Nobody is able to predict what the ramification of an American downgrade is. One thing is certain, that the positive attitude needed to grow economies, including, India is not prevailing either in the country or in the world. There is going to be a little struggle that all of us are going to be facing going forward.

Q: We understand that many SEBs have become incapable of paying their bills. Bankers are saying that their interest payments are escrowed with them. Are you one of their unsecured creditors?

A: I don't expect so. Any off balance sheet IPP or any power plant projects is normally after financial closure is over. Once the consortium of bankers sign on the term sheet, they would already have the backup funding availability for it. For the projects which are ongoing, I will not say that there is going to be any difficulty.
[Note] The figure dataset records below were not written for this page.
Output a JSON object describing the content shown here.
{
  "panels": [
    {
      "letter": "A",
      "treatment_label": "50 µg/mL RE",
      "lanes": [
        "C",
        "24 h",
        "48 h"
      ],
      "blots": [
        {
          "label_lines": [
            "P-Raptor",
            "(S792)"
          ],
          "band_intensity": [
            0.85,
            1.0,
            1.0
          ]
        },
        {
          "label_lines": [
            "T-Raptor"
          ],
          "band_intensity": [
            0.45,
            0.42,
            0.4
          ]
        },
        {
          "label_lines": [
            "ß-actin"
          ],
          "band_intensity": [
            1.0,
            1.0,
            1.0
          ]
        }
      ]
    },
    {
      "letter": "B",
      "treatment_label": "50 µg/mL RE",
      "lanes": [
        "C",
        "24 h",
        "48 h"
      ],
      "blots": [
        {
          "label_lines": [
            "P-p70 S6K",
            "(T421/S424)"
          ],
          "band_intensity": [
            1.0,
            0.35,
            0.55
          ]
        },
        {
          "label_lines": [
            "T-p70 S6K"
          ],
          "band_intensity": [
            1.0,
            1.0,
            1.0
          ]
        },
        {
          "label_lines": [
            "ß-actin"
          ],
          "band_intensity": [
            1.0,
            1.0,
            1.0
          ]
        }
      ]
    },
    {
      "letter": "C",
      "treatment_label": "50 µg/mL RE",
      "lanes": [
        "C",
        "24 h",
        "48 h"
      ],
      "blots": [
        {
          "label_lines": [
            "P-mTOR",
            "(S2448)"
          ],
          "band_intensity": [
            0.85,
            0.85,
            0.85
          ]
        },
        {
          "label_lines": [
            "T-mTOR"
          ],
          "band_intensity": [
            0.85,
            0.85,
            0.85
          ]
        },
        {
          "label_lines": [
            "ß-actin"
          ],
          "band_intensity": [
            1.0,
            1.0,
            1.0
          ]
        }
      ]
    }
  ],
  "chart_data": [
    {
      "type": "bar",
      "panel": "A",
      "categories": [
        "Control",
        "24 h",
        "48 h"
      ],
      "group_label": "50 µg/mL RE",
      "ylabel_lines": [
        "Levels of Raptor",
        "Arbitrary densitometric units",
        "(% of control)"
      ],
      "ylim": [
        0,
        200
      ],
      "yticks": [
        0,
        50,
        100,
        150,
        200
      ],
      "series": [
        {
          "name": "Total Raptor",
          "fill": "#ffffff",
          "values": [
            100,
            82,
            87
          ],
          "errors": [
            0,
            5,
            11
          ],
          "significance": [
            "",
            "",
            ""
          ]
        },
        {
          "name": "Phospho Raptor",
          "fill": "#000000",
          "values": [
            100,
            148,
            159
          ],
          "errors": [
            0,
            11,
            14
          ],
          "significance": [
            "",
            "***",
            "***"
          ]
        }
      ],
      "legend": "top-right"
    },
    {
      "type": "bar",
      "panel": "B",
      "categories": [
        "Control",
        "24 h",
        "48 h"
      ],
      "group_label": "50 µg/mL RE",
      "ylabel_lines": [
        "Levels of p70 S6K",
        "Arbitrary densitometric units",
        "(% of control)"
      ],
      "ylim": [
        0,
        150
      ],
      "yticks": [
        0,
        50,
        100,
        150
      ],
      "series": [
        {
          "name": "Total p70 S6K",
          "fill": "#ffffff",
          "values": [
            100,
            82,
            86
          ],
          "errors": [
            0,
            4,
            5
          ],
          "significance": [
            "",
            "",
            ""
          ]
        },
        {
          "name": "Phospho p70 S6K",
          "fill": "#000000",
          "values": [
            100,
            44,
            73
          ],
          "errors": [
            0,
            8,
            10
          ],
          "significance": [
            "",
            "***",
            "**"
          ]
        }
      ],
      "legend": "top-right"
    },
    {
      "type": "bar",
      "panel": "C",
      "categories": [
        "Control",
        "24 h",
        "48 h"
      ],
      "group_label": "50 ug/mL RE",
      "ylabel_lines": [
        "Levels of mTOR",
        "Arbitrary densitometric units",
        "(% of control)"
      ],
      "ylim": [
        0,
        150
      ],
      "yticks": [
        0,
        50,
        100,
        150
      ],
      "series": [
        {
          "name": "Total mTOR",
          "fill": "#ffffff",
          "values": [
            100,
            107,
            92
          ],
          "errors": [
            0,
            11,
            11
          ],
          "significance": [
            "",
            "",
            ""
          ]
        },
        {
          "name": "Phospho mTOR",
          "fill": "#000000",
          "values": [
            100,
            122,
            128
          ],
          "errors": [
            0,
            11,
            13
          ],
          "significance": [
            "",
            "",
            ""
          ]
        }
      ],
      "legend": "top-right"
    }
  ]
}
On the contrary, it is on the on balance sheet projects where the balance sheet of the company will have to support the project funding, the medium size funds which may find difficulty because profitability of the companies are going to be a challenge going forward. I don't find the foreclosed projects where there is ongoing execution; I don't think there should be any problem related to payments because banks are already covered for the funding.

Q: In your first quarter, your revenues were Rs 1,040 crore. Are you saying that it is not at all possible to assume that as a prorate revenue flow for the remaining quarters?

A: We have grown by almost 33% in the first quarter which is an exception by industrial standards also with what is prevailing. Repeating the same for the year is not going to be practical, though we have orders on hand. I would expect a moderate growth in the current year. More important and challenging will be how the order booking shapes up.

Thankfully, for the first quarter I had a better order booking in comparison to Q4 of last year. Retaining a similar kind of number will depend upon market sentiment rather than Thermax's intention of booking more orders. We are very aggressive in the domestic and international market at this point of time. We are not leaving any enquiry nor are we being very choosy.

We are moving at a very-very positive energy phase, looking forward to finalizing orders if customers are ready for it. The customer's readiness is the criteria which I cannot say because sentiments aren't positive.

Q: At the end of the first quarter, you ended your order book with Rs 5,900 crore. How much did you add in the first quarter?

A: We have added on Rs 400 crore excess than the previous quarter because we had Rs 1,440 crore of order booking and Rs 1,048 crore of execution or revenue recognition which is a positive sign for the quarter.

Q: How much do you expect to add in the remaining three quarters? Will you be able to do Rs 400 crore?

A: We expect to clock a higher order book number than the previous year closing. But as I mentioned, it also depends on the international scenario which will have an impact on the Indian scenario. We have capacity available, we have capabilities in existence for executing orders and customers have a marked preference for companies like Thermax to take orders but their final decision to go ahead with placement of an order is unpredictable at this point in time.

Q: With all this volatility in commodity prices, what kind of a expectation do you have for FY12?

A: For our kind of company, thankfully, we have got a de-risking of multiplicity of business available. In any case, we have double-digit margins which we should be able to maintain but for the Indian power equipment industry, their ability to be retained in the margins will be under threat because everybody in the larger sector has got to compete against the Chinese.

They have to be taking orders than the question which arises is between the chicken and egg should we have orders or should we have margins. Fixed cost will become the primary responsibility of industries. They will certainly take on the Chinese competition and pick orders. After picking orders, we always have an avenue for reduction in costs and negotiation with our suppliers and improvement of the margins.